A simple pendulum consists of a light string 1.70 m long with a small 0.490 kg mass attached. The pendulum starts out at 45º below the horizontal and is given an initial downward speed of 1.50 m/s.

find:

At the bottom of the arc, determine the centripetal acceleration of the bob.

At the bottom of the arc, determine the tension in the string.

the KE at the bottom equals the initial PE (mgh) 0f the bob.

1/2 mv^2=mg(1.70cos45)
solve for v. then V^2/r

tension= mg+mv^2/r

To determine the centripetal acceleration of the bob at the bottom of the arc, we can use the equation for centripetal acceleration:

a = (v^2) / r

where:
a = centripetal acceleration
v = velocity of the bob
r = radius or length of the pendulum

First, we need to find the velocity of the bob at the bottom of the arc. We know that the initial speed of the bob was 1.50 m/s and the pendulum is a simple pendulum swinging back and forth. So, at the bottom of the arc, the bob's speed would be maximum:

v = maximum speed = 1.50 m/s

Next, we need to determine the length or radius of the pendulum. In this case, the length of the pendulum is given as 1.70 m.
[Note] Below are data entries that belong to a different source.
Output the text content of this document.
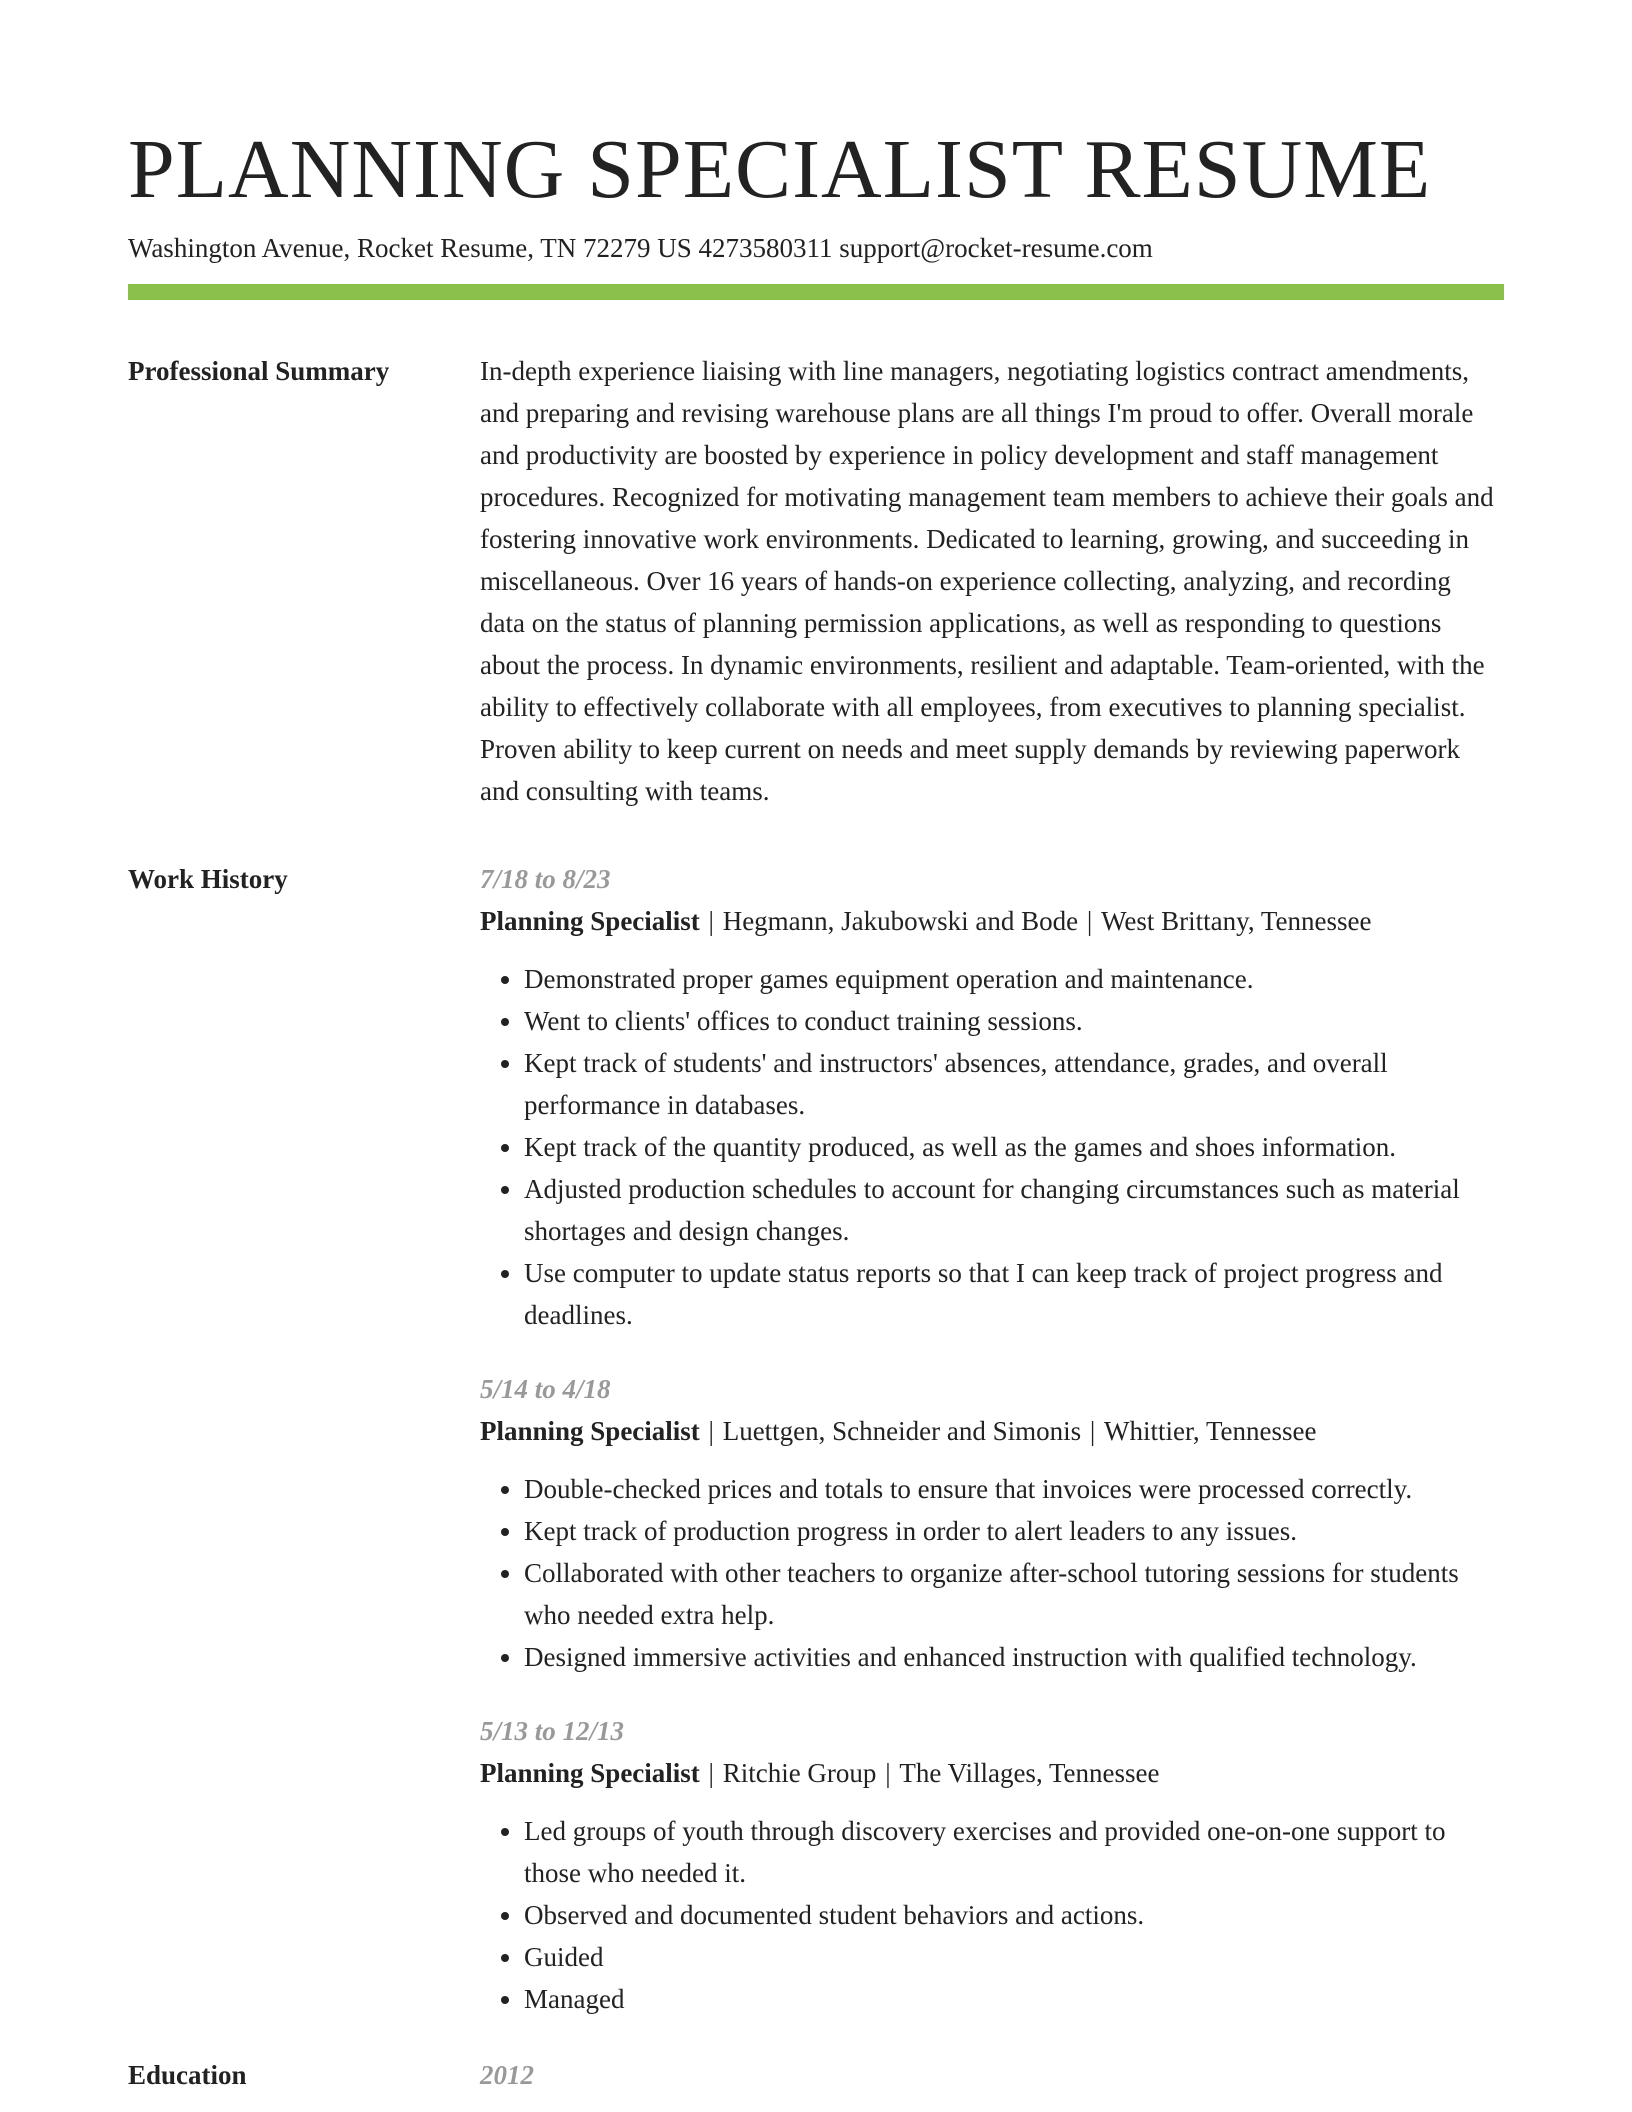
PLANNING SPECIALIST RESUME
Washington Avenue, Rocket Resume, TN 72279 US 4273580311 support@rocket-resume.com
Professional Summary	In-depth experience liaising with line managers, negotiating logistics contract amendments, and preparing and revising warehouse plans are all things I'm proud to offer. Overall morale and productivity are boosted by experience in policy development and staff management procedures. Recognized for motivating management team members to achieve their goals and fostering innovative work environments. Dedicated to learning, growing, and succeeding in miscellaneous. Over 16 years of hands-on experience collecting, analyzing, and recording data on the status of planning permission applications, as well as responding to questions about the process. In dynamic environments, resilient and adaptable. Team-oriented, with the ability to effectively collaborate with all employees, from executives to planning specialist. Proven ability to keep current on needs and meet supply demands by reviewing paperwork and consulting with teams.

Work History	7/18 to 8/23
Planning Specialist | Hegmann, Jakubowski and Bode | West Brittany, Tennessee
• Demonstrated proper games equipment operation and maintenance.
• Went to clients' offices to conduct training sessions.
• Kept track of students' and instructors' absences, attendance, grades, and overall performance in databases.
• Kept track of the quantity produced, as well as the games and shoes information.
• Adjusted production schedules to account for changing circumstances such as material shortages and design changes.
• Use computer to update status reports so that I can keep track of project progress and deadlines.
5/14 to 4/18
Planning Specialist | Luettgen, Schneider and Simonis | Whittier, Tennessee
• Double-checked prices and totals to ensure that invoices were processed correctly.
• Kept track of production progress in order to alert leaders to any issues.
• Collaborated with other teachers to organize after-school tutoring sessions for students who needed extra help.
• Designed immersive activities and enhanced instruction with qualified technology.
5/13 to 12/13
Planning Specialist | Ritchie Group | The Villages, Tennessee
• Led groups of youth through discovery exercises and provided one-on-one support to those who needed it.
• Observed and documented student behaviors and actions.
• Guided
• Managed
Education	2012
So, using the given values, we can calculate the centripetal acceleration at the bottom of the arc:

a = (1.50^2) / 1.70
a = 2.25 / 1.70
a = 1.32 m/s^2

Therefore, the centripetal acceleration of the bob at the bottom of the arc is 1.32 m/s^2.

To determine the tension in the string at the bottom of the arc, we can use the equation for centripetal force:

F = m * a

where:
F = tension in the string
m = mass of the bob
a = centripetal acceleration

First, we need to find the mass of the bob. In this case, the mass is given as 0.490 kg.

So, using the given values, we can calculate the tension in the string at the bottom of the arc:

F = (0.490 kg) * (1.32 m/s^2)
F = 0.6468 kg * m/s^2

Therefore, the tension in the string at the bottom of the arc is approximately 0.647 N.